So you’re lacking financial literacy and want to increase your chances of achieving your dream of financial freedom?!
Well, you can go back to your grade school!
I got this good news from Yahoo! News - http://ph.news.yahoo.com/deped-to-run-money-101-for-pinoy-kids.html that the Department of Education (DepEd) is considering teaching financial literacy to our little children as young as Grade 2 pupils.
I believe this is a good move from the institution considering that we look money as that thing that makes the world go round. If we want to make this world-rounder in favor of us, then it is just sensible to examine on how to properly and control this tool at an early stage in life. J
Robert Kiyosaki in his best-selling book Rich Dad, Poor Dad has consistently emphasized the value of financial education. He mentioned that people are taught in schools how to be an employee and thus work for money.
Students are taught how to build buildings and bridges and never how to build one’s wealth. In the end, the same people suffer because of a mere ignorance and lack of financial education. They remain slaves of their work, helplessly exchanging their limited time for their equally limited income.

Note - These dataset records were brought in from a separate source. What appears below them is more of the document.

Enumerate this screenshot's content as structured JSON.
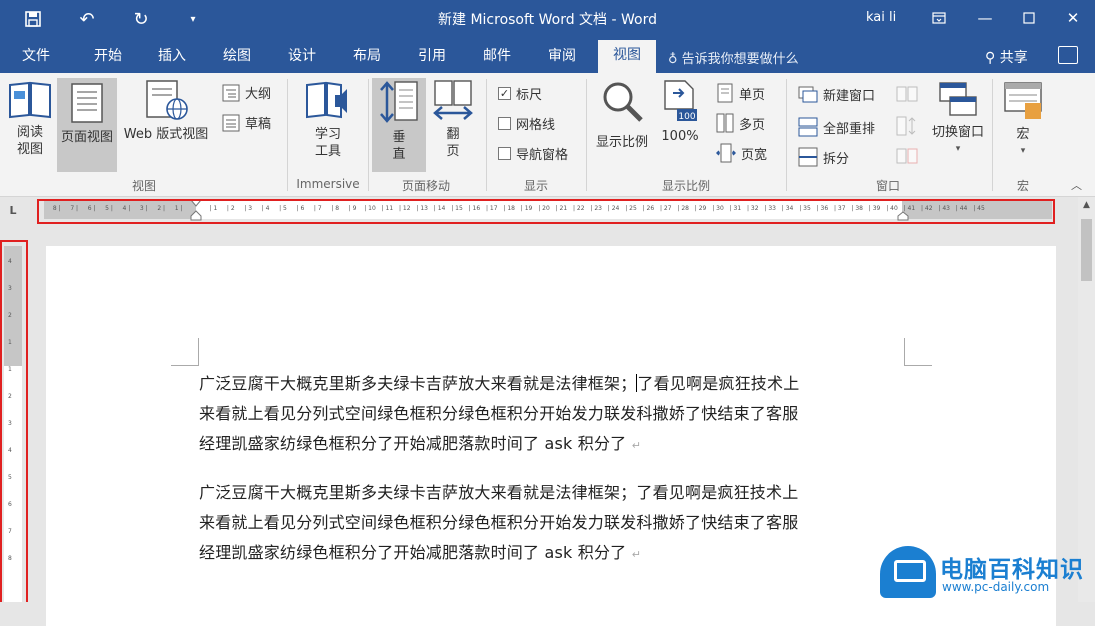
{
  "window": {
    "title": "新建 Microsoft Word 文档 - Word",
    "user": "kai li"
  },
  "tabs": [
    {
      "label": "文件"
    },
    {
      "label": "开始"
    },
    {
      "label": "插入"
    },
    {
      "label": "绘图"
    },
    {
      "label": "设计"
    },
    {
      "label": "布局"
    },
    {
      "label": "引用"
    },
    {
      "label": "邮件"
    },
    {
      "label": "审阅"
    },
    {
      "label": "视图",
      "active": true
    }
  ],
  "tellme": {
    "placeholder": "告诉我你想要做什么"
  },
  "share_label": "共享",
  "ribbon": {
    "views": {
      "label": "视图",
      "read_mode_line1": "阅读",
      "read_mode_line2": "视图",
      "print_layout": "页面视图",
      "web_layout": "Web 版式视图",
      "outline": "大纲",
      "draft": "草稿"
    },
    "immersive": {
      "label": "Immersive",
      "learning_tools_line1": "学习",
      "learning_tools_line2": "工具"
    },
    "page_movement": {
      "label": "页面移动",
      "vertical_line1": "垂",
      "vertical_line2": "直",
      "side_line1": "翻",
      "side_line2": "页"
    },
    "show": {
      "label": "显示",
      "ruler": "标尺",
      "ruler_checked": true,
      "gridlines": "网格线",
      "gridlines_checked": false,
      "nav_pane": "导航窗格",
      "nav_pane_checked": false
    },
    "zoom": {
      "label": "显示比例",
      "zoom_button": "显示比例",
      "percent_button": "100%",
      "icon_percent": "100",
      "one_page": "单页",
      "multi_page": "多页",
      "page_width": "页宽"
    },
    "window_group": {
      "label": "窗口",
      "new_window": "新建窗口",
      "arrange_all": "全部重排",
      "split": "拆分",
      "switch_windows": "切换窗口"
    },
    "macros": {
      "label": "宏",
      "macros_button": "宏"
    }
  },
  "ruler": {
    "horizontal_left_numbers": [
      "8",
      "7",
      "6",
      "5",
      "4",
      "3",
      "2",
      "1"
    ],
    "horizontal_right_numbers": [
      "1",
      "2",
      "3",
      "4",
      "5",
      "6",
      "7",
      "8",
      "9",
      "10",
      "11",
      "12",
      "13",
      "14",
      "15",
      "16",
      "17",
      "18",
      "19",
      "20",
      "21",
      "22",
      "23",
      "24",
      "25",
      "26",
      "27",
      "28",
      "29",
      "30",
      "31",
      "32",
      "33",
      "34",
      "35",
      "36",
      "37",
      "38",
      "39",
      "40",
      "41",
      "42",
      "43",
      "44",
      "45"
    ],
    "vertical_numbers": [
      "4",
      "3",
      "2",
      "1",
      "1",
      "2",
      "3",
      "4",
      "5",
      "6",
      "7",
      "8"
    ]
  },
  "document": {
    "paragraphs": [
      {
        "line1_before_cursor": "广泛豆腐干大概克里斯多夫绿卡吉萨放大来看就是法律框架；",
        "line1_after_cursor": "了看见啊是疯狂技术上",
        "line2": "来看就上看见分列式空间绿色框积分绿色框积分开始发力联发科撒娇了快结束了客服",
        "line3": "经理凯盛家纺绿色框积分了开始减肥落款时间了 ask 积分了"
      },
      {
        "line1": "广泛豆腐干大概克里斯多夫绿卡吉萨放大来看就是法律框架；了看见啊是疯狂技术上",
        "line2": "来看就上看见分列式空间绿色框积分绿色框积分开始发力联发科撒娇了快结束了客服",
        "line3": "经理凯盛家纺绿色框积分了开始减肥落款时间了 ask 积分了"
      }
    ],
    "pilcrow": "↵"
  },
  "watermark": {
    "name": "电脑百科知识",
    "url": "www.pc-daily.com"
  },
  "colors": {
    "word_blue": "#2b579a",
    "highlight_red": "#e02020",
    "logo_blue": "#1b7fd1"
  }
}
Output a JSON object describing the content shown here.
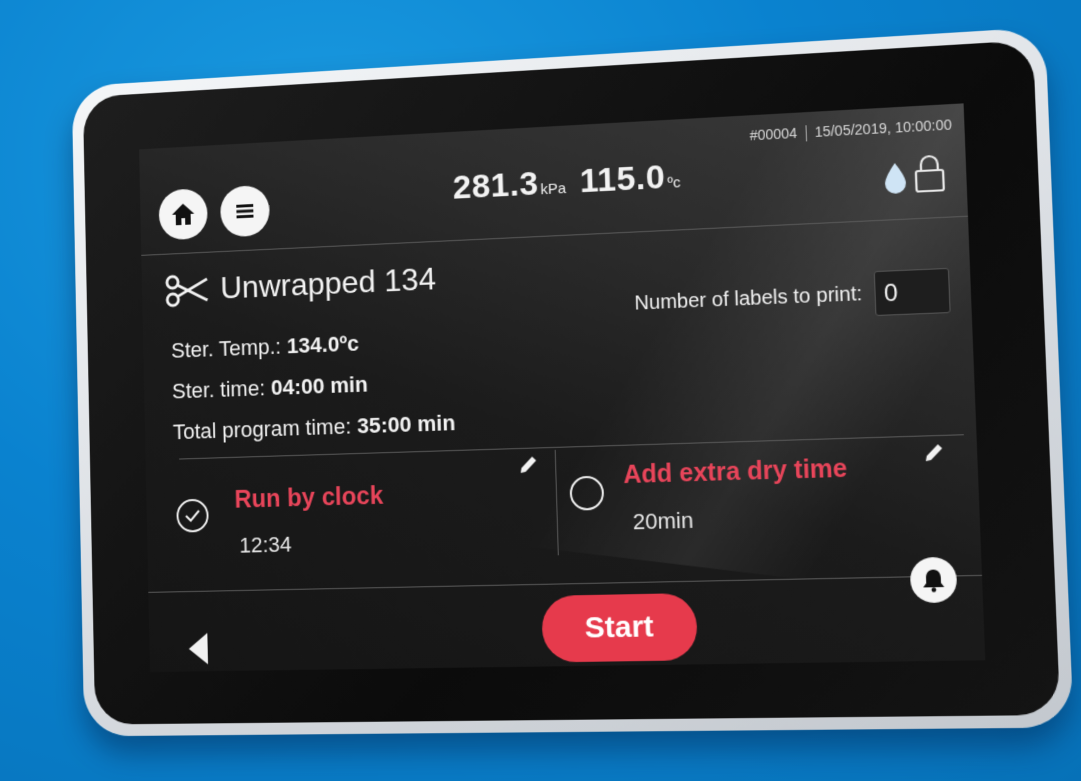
{
  "header": {
    "pressure_value": "281.3",
    "pressure_unit": "kPa",
    "temp_value": "115.0",
    "temp_unit": "ºc",
    "cycle_number": "#00004",
    "datetime": "15/05/2019, 10:00:00",
    "icons": [
      "home-icon",
      "menu-icon",
      "water-drop-icon",
      "lock-icon"
    ]
  },
  "program": {
    "name": "Unwrapped 134",
    "icon": "scissors-icon",
    "ster_temp_label": "Ster. Temp.: ",
    "ster_temp_value": "134.0ºc",
    "ster_time_label": "Ster. time: ",
    "ster_time_value": "04:00 min",
    "total_time_label": "Total program time: ",
    "total_time_value": "35:00 min",
    "labels_to_print_label": "Number of labels to print:",
    "labels_to_print_value": "0"
  },
  "options": {
    "run_by_clock": {
      "title": "Run by clock",
      "value": "12:34",
      "checked": true
    },
    "extra_dry": {
      "title": "Add extra dry time",
      "value": "20min",
      "checked": false
    }
  },
  "footer": {
    "start_label": "Start",
    "icons": [
      "back-arrow-icon",
      "bell-icon"
    ]
  },
  "colors": {
    "accent_red": "#e63a4c",
    "option_title_red": "#e8455a",
    "background_blue": "#0a82cf",
    "screen_dark": "#1b1b1b"
  }
}
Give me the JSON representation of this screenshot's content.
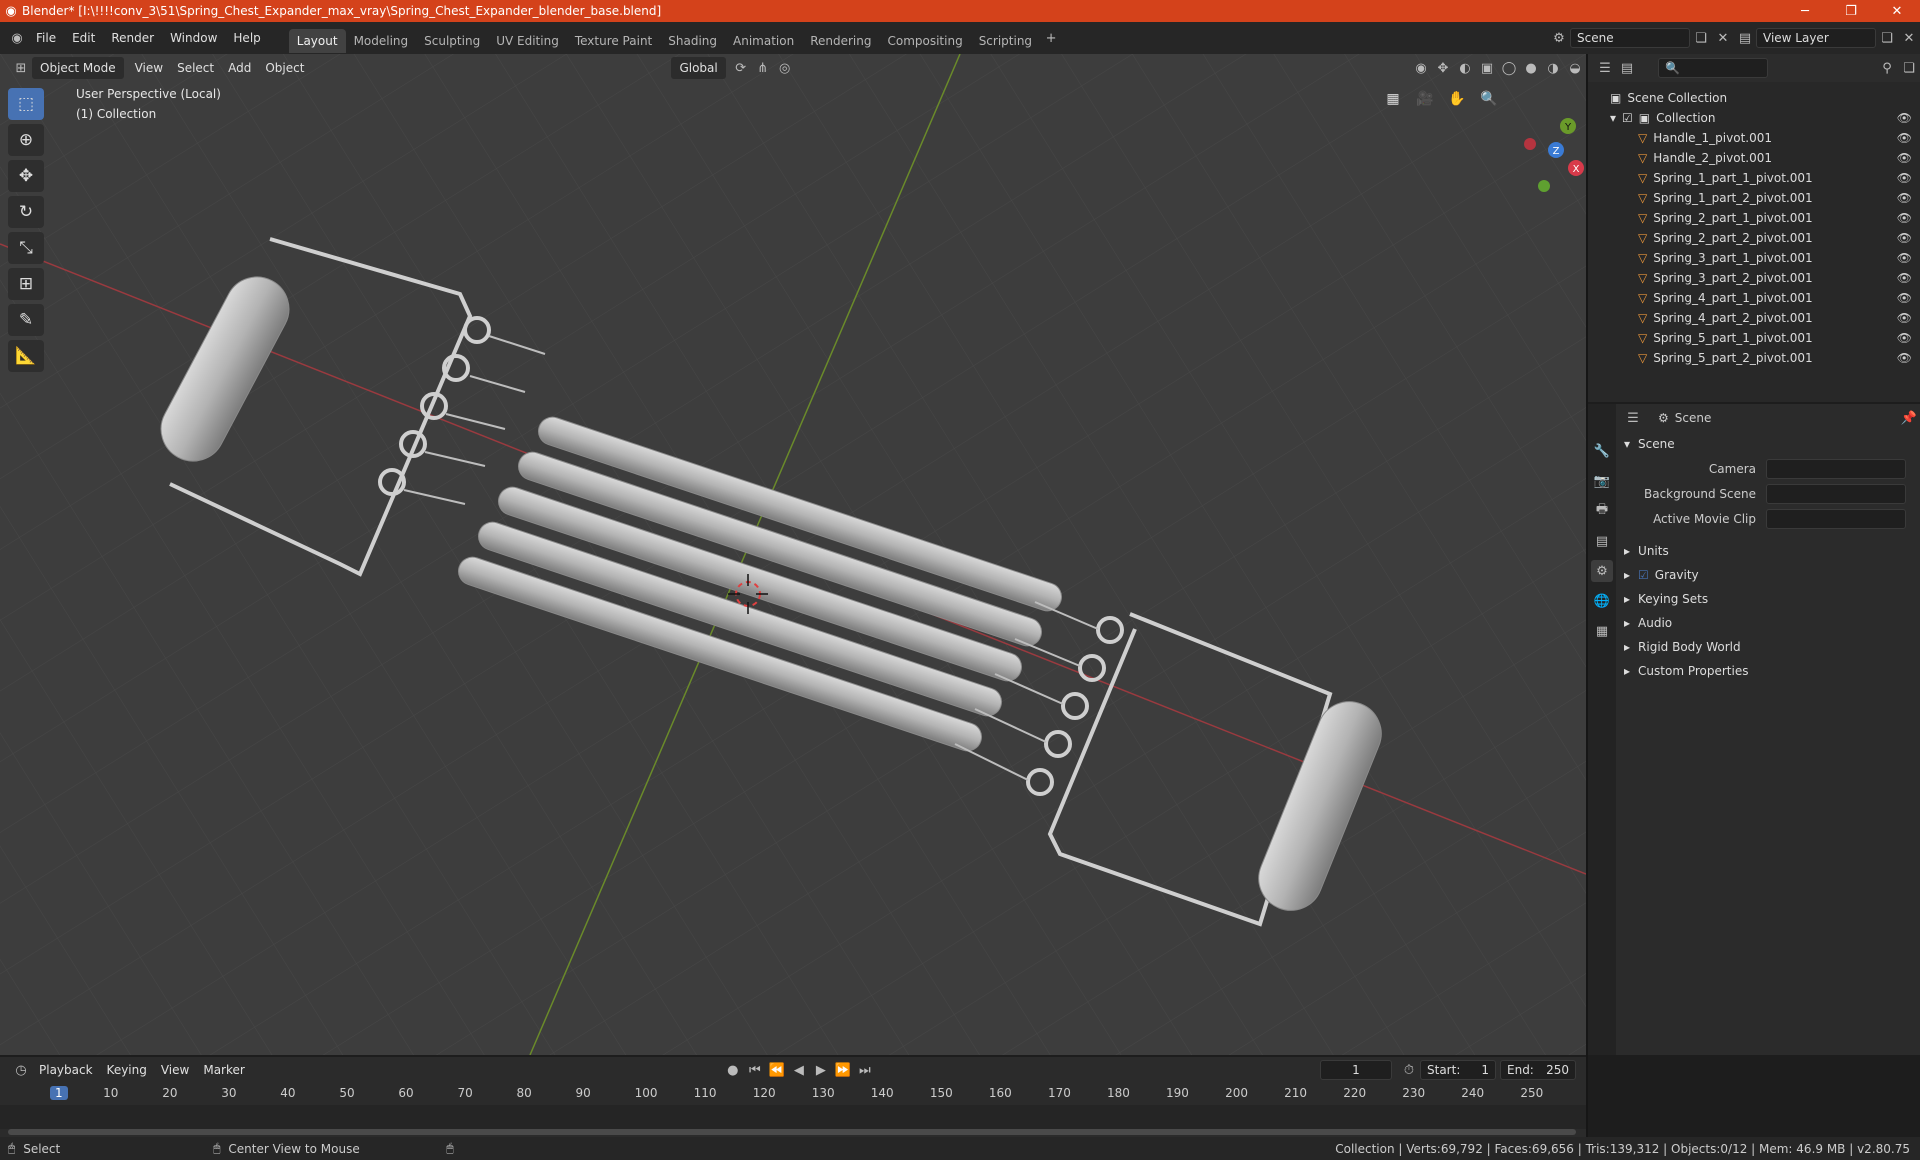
{
  "window": {
    "title": "Blender* [I:\\!!!!conv_3\\51\\Spring_Chest_Expander_max_vray\\Spring_Chest_Expander_blender_base.blend]"
  },
  "menu": [
    "File",
    "Edit",
    "Render",
    "Window",
    "Help"
  ],
  "workspaces": [
    "Layout",
    "Modeling",
    "Sculpting",
    "UV Editing",
    "Texture Paint",
    "Shading",
    "Animation",
    "Rendering",
    "Compositing",
    "Scripting"
  ],
  "active_workspace": "Layout",
  "scene_selector": {
    "value": "Scene",
    "view_layer": "View Layer"
  },
  "viewport": {
    "mode": "Object Mode",
    "menus": [
      "View",
      "Select",
      "Add",
      "Object"
    ],
    "transform": "Global",
    "info_line1": "User Perspective (Local)",
    "info_line2": "(1) Collection",
    "gizmo": {
      "x": "X",
      "y": "Y",
      "z": "Z"
    }
  },
  "outliner": {
    "root": "Scene Collection",
    "collection": "Collection",
    "objects": [
      "Handle_1_pivot.001",
      "Handle_2_pivot.001",
      "Spring_1_part_1_pivot.001",
      "Spring_1_part_2_pivot.001",
      "Spring_2_part_1_pivot.001",
      "Spring_2_part_2_pivot.001",
      "Spring_3_part_1_pivot.001",
      "Spring_3_part_2_pivot.001",
      "Spring_4_part_1_pivot.001",
      "Spring_4_part_2_pivot.001",
      "Spring_5_part_1_pivot.001",
      "Spring_5_part_2_pivot.001"
    ]
  },
  "properties": {
    "header": "Scene",
    "section": "Scene",
    "fields": [
      {
        "label": "Camera",
        "value": ""
      },
      {
        "label": "Background Scene",
        "value": ""
      },
      {
        "label": "Active Movie Clip",
        "value": ""
      }
    ],
    "panels": [
      "Units",
      "Gravity",
      "Keying Sets",
      "Audio",
      "Rigid Body World",
      "Custom Properties"
    ],
    "gravity_checked": true
  },
  "timeline": {
    "menus": [
      "Playback",
      "Keying",
      "View",
      "Marker"
    ],
    "current_frame": "1",
    "start_label": "Start:",
    "start": "1",
    "end_label": "End:",
    "end": "250",
    "ticks": [
      "1",
      "10",
      "20",
      "30",
      "40",
      "50",
      "60",
      "70",
      "80",
      "90",
      "100",
      "110",
      "120",
      "130",
      "140",
      "150",
      "160",
      "170",
      "180",
      "190",
      "200",
      "210",
      "220",
      "230",
      "240",
      "250"
    ]
  },
  "statusbar": {
    "left": "Select",
    "middle": "Center View to Mouse",
    "right": "Collection | Verts:69,792 | Faces:69,656 | Tris:139,312 | Objects:0/12 | Mem: 46.9 MB | v2.80.75"
  }
}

I personally take heart on those hard-working generous helpful people yet still finding themselves struggling in their financial life. If only they could understand the few basic principles of how money works, then they could have a much better financial mindset and stronger financial foundation.
The key is education!
I myself had to examine myself and check whether my thought and beliefs are supportive of the financial goals I have. After that I had to invest and educate myself and replace that non-supportive garbage with useful financial bits of info.
Once one has the financial foundation, the rest is simply following of steps to financial freedom!
Thus this DepEd initiative could really help drive our youth build businesses and make money work hard for them instead. This can be the start of building a new generation of Filipino entrepreneurs providing local jobs to many - a glimpse of a brighter Philippines! Just imagine if we have lots of MVP’s, Henr Sy’s and Lucio Tan’s abounding in our land!
Read the whole article below and be inspired!
DepEd to run Money 101 for Pinoy kids
The Department of Education has signed an agreement with PruLife UK for a two-year pilot run of the Cha-Ching Money-Smart Kids program to teach elementary school children four financial literacy skills: earning, saving, smart spending, and donating.
The test run for the program will be conducted at the Upper Bicutan Elementary School in Taguig City and the Tagaytay Elementary School in Tagaytay City. The financial literacy lessons will be integrated into Math or Values subjects of Grade 2 students next school year.
The program, which includes lesson plans and training for teachers, will be taught through educational cartoons and workbooks.
Education Secretary Brother Armin Luistro, who signed the agreement, said children should be taught money management early in life. "If a child appreciates at an early age that it takes hard work to earn money to buy things, save, or even share with others, he will have a valuable lesson which he can use through life," he said.
Pru Life UK president Antonio De Rosas said most Filipino children learn to save at seven and that money management lessons will help make them more responsible with money. "An effective financial literacy program should start from childhood," he said.
"Through Cha-Ching, we hope to play a part in preparing our youth, the backbone for the future Philippines to become financially adept adults," Pru Life UK senior vice president Belle Tiongco said.
Although Filipino children start saving early, less than half of the parents in a survey keep track of what their kids spend on and even less think their children manage money well.
According to a region-wide survey commissioned by insurance and asset management firm Pru Life UK, 41 percent of respondents said they do not monitor their kids' spending and only 19 percent believe kids have good money management skills. Less than 10 percent said their kids keep track of their own money and 76 percent said their kids will just ask for more money instead of saving.